O Nobel que o Brasil levou, mas que, por capricho ou ignorância, nunca valorizou
Em 1960, o Brasil ganhou o prêmio Nobel de Fisiologia e Medicina, mas acredite, ninguém ligou. A história do único Nobel que o país recebeu, começa durante a Segunda Guerra Mundial, na Inglaterra. Os hospitais, por toda Grã Bretanha, estavam lotados de soldados com queimaduras gravíssimas e os transplantes de pele falhavam porque não havia compatibilidade após os enxertos. E, por isso, o número de baixas só aumentava. Até que um médico resolveu se aprofundar no tema pra tentar entender porque havia tanta rejeição após essas cirurgias. E o que ele descobriu, mudou, para sempre, a história da saúde mundial.
Peter Brian Medawar nasceu em Petrópolis, cidade imperial do Rio de Janeiro, em 1915. Era filho de pai libanês e mãe inglesa. O doutor Brian, como era chamado, viveu no Brasil até os 15 anos, quando mudou-se para a Inglaterra para estudar e foi por lá, na Universidade de Oxford, que se formou em medicina.
Durante as pesquisas, o médico e cientista chegou à conclusão que não foi a técnica cirúrgica com aplicação de enxertos de pele sobre sobre queimaduras de terceiro grau, que provocou a morte de centenas de sobreviventes de guerra dentro dos hospitais britânicos, mas o sistema imunológico deles.
A pesquisa abordou o tema da rejeição, que muitas vezes pode acontecer após transplantes de órgãos e que, também, poder acontecer após os enxertos. A pele do corpo é classificada como o maior órgão do ser humano. De acordo com o pesquisador, o corpo aprende, ainda no desenvolvimento embrionário, a distinguir corpos estranhos ao seu. Quando um tecido é transplantado, o sistema imunológico, reage. Não havendo compatibilidade, o corpo rejeita. Trata-se de uma resposta automática que Medawar classificou como “tolerância imunológica adquirida”.

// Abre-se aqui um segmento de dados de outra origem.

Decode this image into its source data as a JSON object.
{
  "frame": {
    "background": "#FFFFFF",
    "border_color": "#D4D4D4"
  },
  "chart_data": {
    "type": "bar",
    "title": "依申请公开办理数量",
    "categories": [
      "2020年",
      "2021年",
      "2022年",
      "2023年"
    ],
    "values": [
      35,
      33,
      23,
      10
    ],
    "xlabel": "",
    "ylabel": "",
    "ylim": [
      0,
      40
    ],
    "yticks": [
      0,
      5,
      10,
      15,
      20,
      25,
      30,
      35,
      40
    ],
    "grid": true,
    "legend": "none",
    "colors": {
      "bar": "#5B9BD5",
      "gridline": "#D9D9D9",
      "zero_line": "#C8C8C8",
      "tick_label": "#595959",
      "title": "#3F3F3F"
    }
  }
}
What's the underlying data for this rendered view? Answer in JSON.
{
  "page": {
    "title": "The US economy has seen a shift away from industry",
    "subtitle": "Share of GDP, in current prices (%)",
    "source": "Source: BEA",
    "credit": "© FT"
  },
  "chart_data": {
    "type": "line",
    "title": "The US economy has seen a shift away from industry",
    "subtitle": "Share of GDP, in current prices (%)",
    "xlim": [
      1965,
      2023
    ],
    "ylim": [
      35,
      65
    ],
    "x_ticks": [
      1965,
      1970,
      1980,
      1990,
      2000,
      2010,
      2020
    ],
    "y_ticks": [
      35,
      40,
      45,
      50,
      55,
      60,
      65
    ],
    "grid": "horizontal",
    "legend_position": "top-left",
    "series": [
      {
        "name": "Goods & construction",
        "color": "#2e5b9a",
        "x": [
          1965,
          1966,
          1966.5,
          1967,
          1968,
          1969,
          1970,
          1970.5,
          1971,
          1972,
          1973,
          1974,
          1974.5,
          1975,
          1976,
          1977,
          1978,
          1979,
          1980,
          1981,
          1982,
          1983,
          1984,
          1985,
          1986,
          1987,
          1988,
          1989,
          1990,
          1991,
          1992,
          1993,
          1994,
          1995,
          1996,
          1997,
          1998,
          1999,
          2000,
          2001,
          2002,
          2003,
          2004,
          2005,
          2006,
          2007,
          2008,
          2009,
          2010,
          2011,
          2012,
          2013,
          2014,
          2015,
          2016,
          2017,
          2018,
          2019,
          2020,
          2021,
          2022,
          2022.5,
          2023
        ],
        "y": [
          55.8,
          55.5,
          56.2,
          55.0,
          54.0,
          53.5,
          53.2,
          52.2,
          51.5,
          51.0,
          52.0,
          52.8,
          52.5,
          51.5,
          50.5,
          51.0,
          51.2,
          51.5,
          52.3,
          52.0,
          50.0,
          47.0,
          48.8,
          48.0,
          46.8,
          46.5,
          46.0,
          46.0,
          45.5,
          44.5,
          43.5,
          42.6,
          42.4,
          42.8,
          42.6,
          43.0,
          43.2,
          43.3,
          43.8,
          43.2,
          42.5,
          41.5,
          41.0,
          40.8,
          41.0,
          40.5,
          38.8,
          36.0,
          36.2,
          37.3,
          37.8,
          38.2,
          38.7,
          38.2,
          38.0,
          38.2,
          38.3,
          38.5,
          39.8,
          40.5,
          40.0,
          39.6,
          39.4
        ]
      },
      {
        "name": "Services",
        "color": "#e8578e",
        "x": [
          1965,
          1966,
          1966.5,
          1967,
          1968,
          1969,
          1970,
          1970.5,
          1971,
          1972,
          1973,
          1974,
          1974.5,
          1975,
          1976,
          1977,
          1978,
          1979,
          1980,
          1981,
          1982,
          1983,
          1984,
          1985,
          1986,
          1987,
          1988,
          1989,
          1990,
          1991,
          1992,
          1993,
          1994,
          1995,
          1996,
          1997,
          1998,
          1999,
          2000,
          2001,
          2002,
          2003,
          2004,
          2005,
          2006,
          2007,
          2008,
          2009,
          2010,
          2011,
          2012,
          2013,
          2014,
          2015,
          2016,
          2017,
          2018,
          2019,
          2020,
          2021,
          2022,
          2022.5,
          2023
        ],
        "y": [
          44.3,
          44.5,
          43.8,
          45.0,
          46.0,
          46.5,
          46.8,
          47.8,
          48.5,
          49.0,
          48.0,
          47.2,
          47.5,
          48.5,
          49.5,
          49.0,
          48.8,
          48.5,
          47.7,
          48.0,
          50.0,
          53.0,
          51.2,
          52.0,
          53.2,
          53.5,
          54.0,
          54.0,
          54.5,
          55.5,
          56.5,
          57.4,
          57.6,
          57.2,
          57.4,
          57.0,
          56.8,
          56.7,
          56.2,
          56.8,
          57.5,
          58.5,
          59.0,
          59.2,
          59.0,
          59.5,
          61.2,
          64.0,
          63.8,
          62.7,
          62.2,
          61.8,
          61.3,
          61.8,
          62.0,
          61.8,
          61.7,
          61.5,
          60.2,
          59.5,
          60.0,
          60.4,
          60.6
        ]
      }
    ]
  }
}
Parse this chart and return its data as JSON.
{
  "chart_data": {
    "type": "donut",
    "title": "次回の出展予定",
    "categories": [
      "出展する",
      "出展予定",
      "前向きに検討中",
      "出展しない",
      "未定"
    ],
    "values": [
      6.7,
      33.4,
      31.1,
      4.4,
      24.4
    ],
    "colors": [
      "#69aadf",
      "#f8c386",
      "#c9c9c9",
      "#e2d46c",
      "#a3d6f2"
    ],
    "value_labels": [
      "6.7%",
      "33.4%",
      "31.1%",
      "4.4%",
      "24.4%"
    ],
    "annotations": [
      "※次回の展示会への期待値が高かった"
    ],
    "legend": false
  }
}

Foi essa descoberta que abriu as portas para o que veio depois: transplante de órgãos vitais como coração, fígado e rins. Hoje, mais de um milhão de transplantes são realizados no mundo. E cada um deles carrega a marca deixada pelo médico e pesquisador brasileiro que se recusou a aceitar a imprevisibilidade do corpo humano.
Em 1960, o Comitê Nobel reconheceu a importância da descoberta científica realizada por Peter Brian Medawar dando a ele o Prêmio Nobel de Medicina e Fisiologia daquele ano. O médico brasileiro foi condecorado com o maior prêmio da ciência mundial. O biólogo evolucionista e maior historiador da ciência, Stephen Jay Gould, chegou a dizer que Medawar foi o homem mais inteligente que conheceu. Richard Dawkins, escritor e biólogo, colocou doutor Brian no panteão dos grandes escritores científicos. O Brasil o chamou de britânico.
Peter Brian Medawar, o único britânico-brasileiro laureado com o Prêmio Nobel, quando completou 18 anos, mesmo já morando na Inglaterra, foi convocado ao alistamento militar obrigatório no Brasil, mas pediu dispensa do serviço militar acionando seu padrinho, Joaquim Pedro Salgado Filho, então Ministro do Trabalho no governo do general, Eurico Gaspar Dutra que, pessoalmente, exigiu que ele renunciasse à cidadania brasileira. Medawar passou a vida toda lamentando a decisão do general. Quando foi nomeado para o Nobel de medicina dedicou o prêmio ao seu país de origem, o Brasil. Disse: “ A mente humana trata uma nova ideia da mesma forma que o corpo reage à uma proteína estranha, simplesmente rejeita”. Coincidências do acaso, o homem que descobriu os efeitos da rejeição na ciência, foi rejeitado por um país que nunca soube reconhecê-lo.